Single by Wizzard

from the album Wizzard Brew
- B-side: "Bend Over Beethoven"
- Released: 6 April 1973
- Recorded: 1973
- Genre: Glam rock
- Length: 5:00
- Label: Harvest
- Songwriter: Roy Wood
- Producer: Roy Wood

Wizzard singles chronology
| "Ball Park Incident" (1972) | "See My Baby Jive" (1973) | "Angel Fingers" (1973) |

Official Audio
- "See My Baby Jive" (2006 Remaster) on YouTube

= See My Baby Jive =

"See My Baby Jive" is a 1973 song by the British glam rock band Wizzard.

Written and produced by Roy Wood, "See My Baby Jive" was the second single by Wood's band and their first to reach number one in the UK singles chart, spending four weeks at the top of the chart during May and June 1973. It also reached number one in the Irish IRMA chart and number 5 in the German official singles chart. The song was a #12 hit nationally in Australia, reaching even higher in some regional charts. It was the sixth best selling UK single in 1973.

The single's label attributed backing vocals to "The Suedettes."

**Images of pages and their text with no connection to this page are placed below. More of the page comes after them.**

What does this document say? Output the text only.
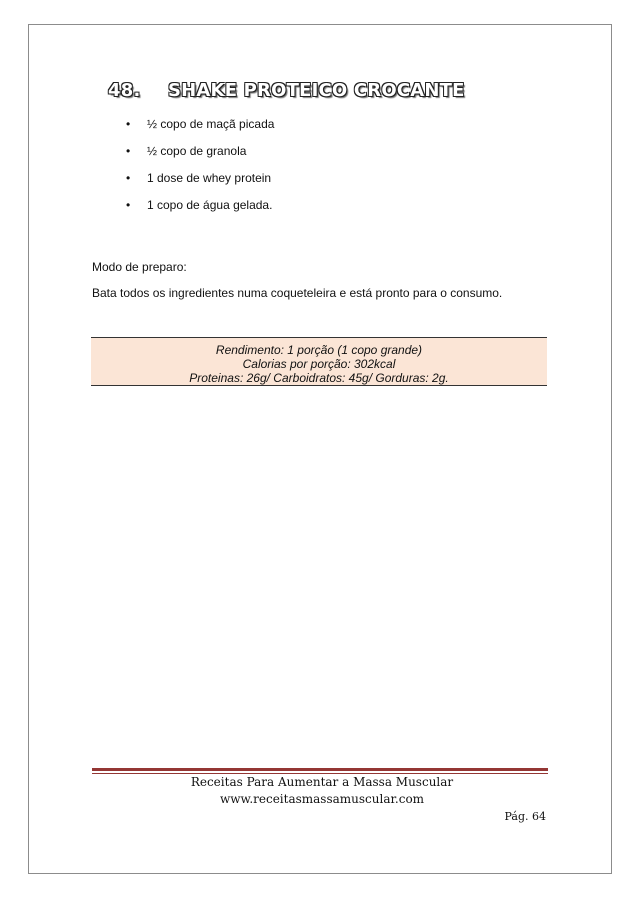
48. SHAKE PROTEICO CROCANTE
• ½ copo de maçã picada
• ½ copo de granola
• 1 dose de whey protein
• 1 copo de água gelada.
Modo de preparo:
Bata todos os ingredientes numa coqueteleira e está pronto para o consumo.
Rendimento: 1 porção (1 copo grande)
Calorias por porção: 302kcal
Proteinas: 26g/ Carboidratos: 45g/ Gorduras: 2g.
Receitas Para Aumentar a Massa Muscular
www.receitasmassamuscular.com
Pág. 64
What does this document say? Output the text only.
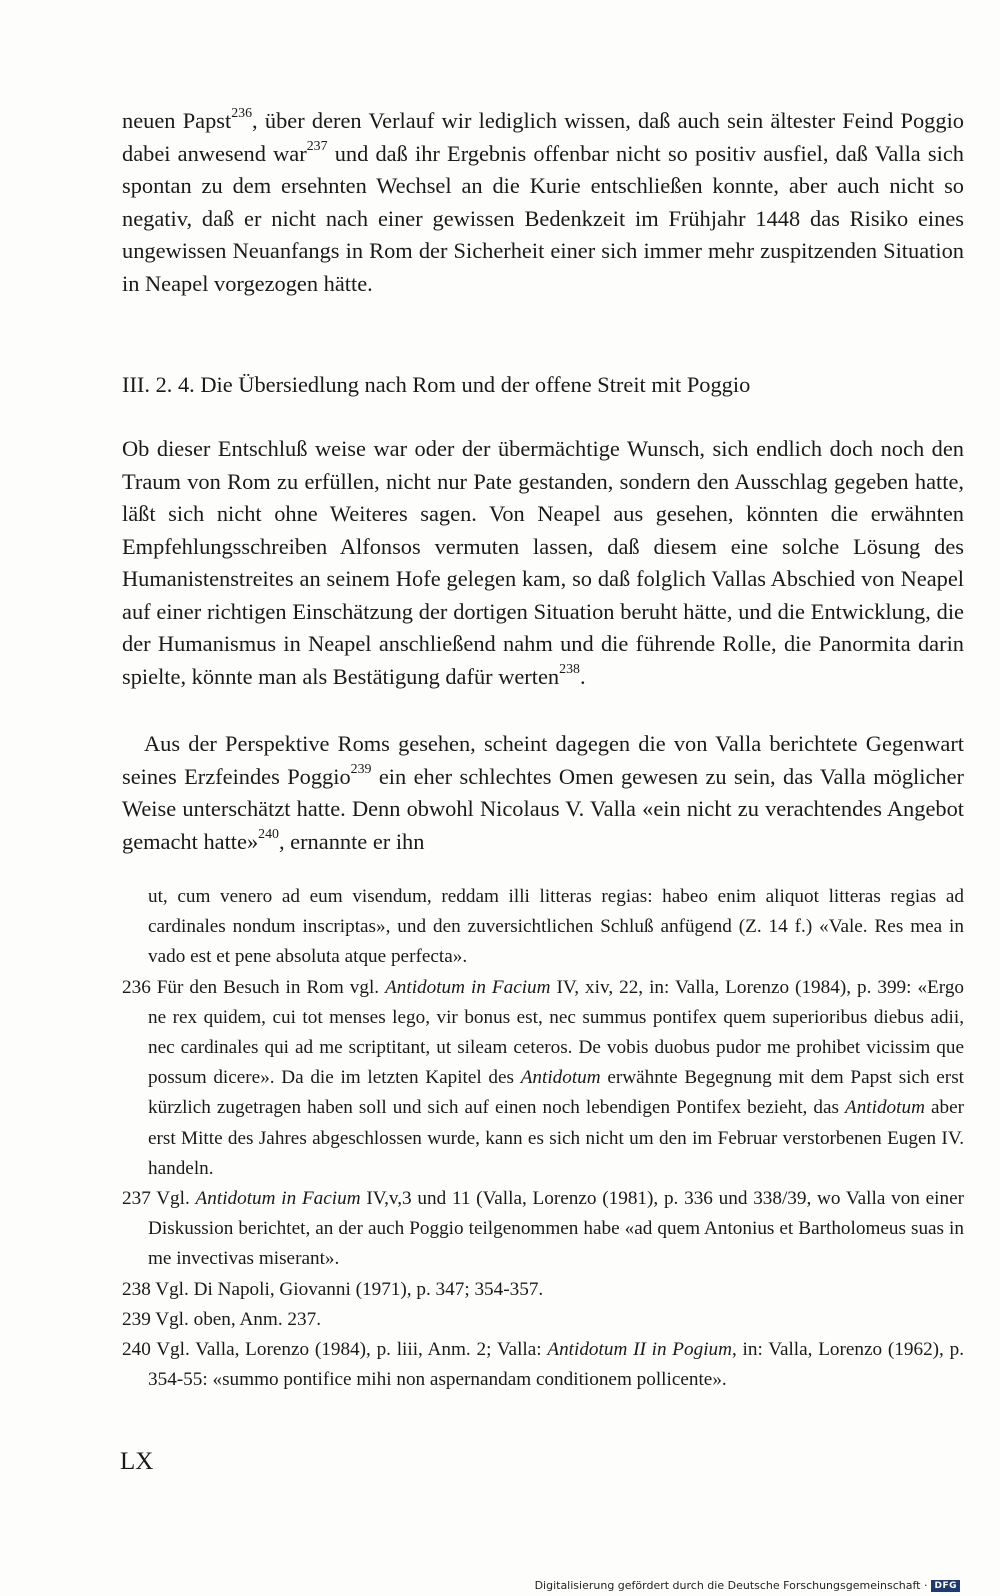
neuen Papst$^{236}$, über deren Verlauf wir lediglich wissen, daß auch sein ältester Feind Poggio dabei anwesend war$^{237}$ und daß ihr Ergebnis offenbar nicht so positiv ausfiel, daß Valla sich spontan zu dem ersehnten Wechsel an die Kurie entschließen konnte, aber auch nicht so negativ, daß er nicht nach einer gewissen Bedenkzeit im Frühjahr 1448 das Risiko eines ungewissen Neuanfangs in Rom der Sicherheit einer sich immer mehr zuspitzenden Situation in Neapel vorgezogen hätte.
III. 2. 4. Die Übersiedlung nach Rom und der offene Streit mit Poggio
Ob dieser Entschluß weise war oder der übermächtige Wunsch, sich endlich doch noch den Traum von Rom zu erfüllen, nicht nur Pate gestanden, sondern den Ausschlag gegeben hatte, läßt sich nicht ohne Weiteres sagen. Von Neapel aus gesehen, könnten die erwähnten Empfehlungsschreiben Alfonsos vermuten lassen, daß diesem eine solche Lösung des Humanistenstreites an seinem Hofe gelegen kam, so daß folglich Vallas Abschied von Neapel auf einer richtigen Einschätzung der dortigen Situation beruht hätte, und die Entwicklung, die der Humanismus in Neapel anschließend nahm und die führende Rolle, die Panormita darin spielte, könnte man als Bestätigung dafür werten$^{238}$.
Aus der Perspektive Roms gesehen, scheint dagegen die von Valla berichtete Gegenwart seines Erzfeindes Poggio$^{239}$ ein eher schlechtes Omen gewesen zu sein, das Valla möglicher Weise unterschätzt hatte. Denn obwohl Nicolaus V. Valla «ein nicht zu verachtendes Angebot gemacht hatte»$^{240}$, ernannte er ihn

ut, cum venero ad eum visendum, reddam illi litteras regias: habeo enim aliquot litteras regias ad cardinales nondum inscriptas», und den zuversichtlichen Schluß anfügend (Z. 14 f.) «Vale. Res mea in vado est et pene absoluta atque perfecta».

236 Für den Besuch in Rom vgl. Antidotum in Facium IV, xiv, 22, in: Valla, Lorenzo (1984), p. 399: «Ergo ne rex quidem, cui tot menses lego, vir bonus est, nec summus pontifex quem superioribus diebus adii, nec cardinales qui ad me scriptitant, ut sileam ceteros. De vobis duobus pudor me prohibet vicissim que possum dicere». Da die im letzten Kapitel des Antidotum erwähnte Begegnung mit dem Papst sich erst kürzlich zugetragen haben soll und sich auf einen noch lebendigen Pontifex bezieht, das Antidotum aber erst Mitte des Jahres abgeschlossen wurde, kann es sich nicht um den im Februar verstorbenen Eugen IV. handeln.

237 Vgl. Antidotum in Facium IV,v,3 und 11 (Valla, Lorenzo (1981), p. 336 und 338/39, wo Valla von einer Diskussion berichtet, an der auch Poggio teilgenommen habe «ad quem Antonius et Bartholomeus suas in me invectivas miserant».

238 Vgl. Di Napoli, Giovanni (1971), p. 347; 354-357.

239 Vgl. oben, Anm. 237.

240 Vgl. Valla, Lorenzo (1984), p. liii, Anm. 2; Valla: Antidotum II in Pogium, in: Valla, Lorenzo (1962), p. 354-55: «summo pontifice mihi non aspernandam conditionem pollicente».

LX
Digitalisierung gefördert durch die Deutsche Forschungsgemeinschaft · DFG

ABBA later acknowledged its influence on their first major international hit "Waterloo" the following year. A cover version by Flash Cadillac & the Continental Kids was released in 1977.

== Personnel ==
(Album credits) Source:
- Roy Wood – vocal, electric and acoustic guitars, sitar, cello, bassoon, baritone saxophone, string bass, B-flat bass tuba, trombone, recorders, percussion
- Rick Price – bass guitar, vocals, percussion
- Bill Hunt – piano, harpsichord, French horn, trumpet, flugelhorn, tenor horn, bugle, euphonium, E flat tuba, little glass, backing vocals
- Hugh 'H' McDowell – cello and ARP synthesiser
- Nick Pentelow – tenor saxophone, clarinet and flute; bass backing vocals
- Mike Burney – alto, tenor, baritone & synthesized saxes, clarinet and flute
- Keith Smart – drums
- Charlie Grima – drums, congas, percussion

==Chart history==

| Chart (1973) | Position |
|---|---|
| Australian Singles Chart | 12 |
| Austrian Singles Chart | 20 |
| Belgian Singles Chart | 19 |
| Irish Singles Chart | 1 |
| Dutch Singles Chart | 10 |
| German Singles Chart | 5 |
| New Zealand Listener | 4 |
| Norwegian Singles Chart | 9 |
| UK Singles Chart | 1 |

==Certifications==

Certifications for "See My Baby Jive"
| Region | Certification | Certified units/sales |
| United Kingdom (BPI) | Gold | 500,000^{^} |
^{^} Shipments figures based on certification alone.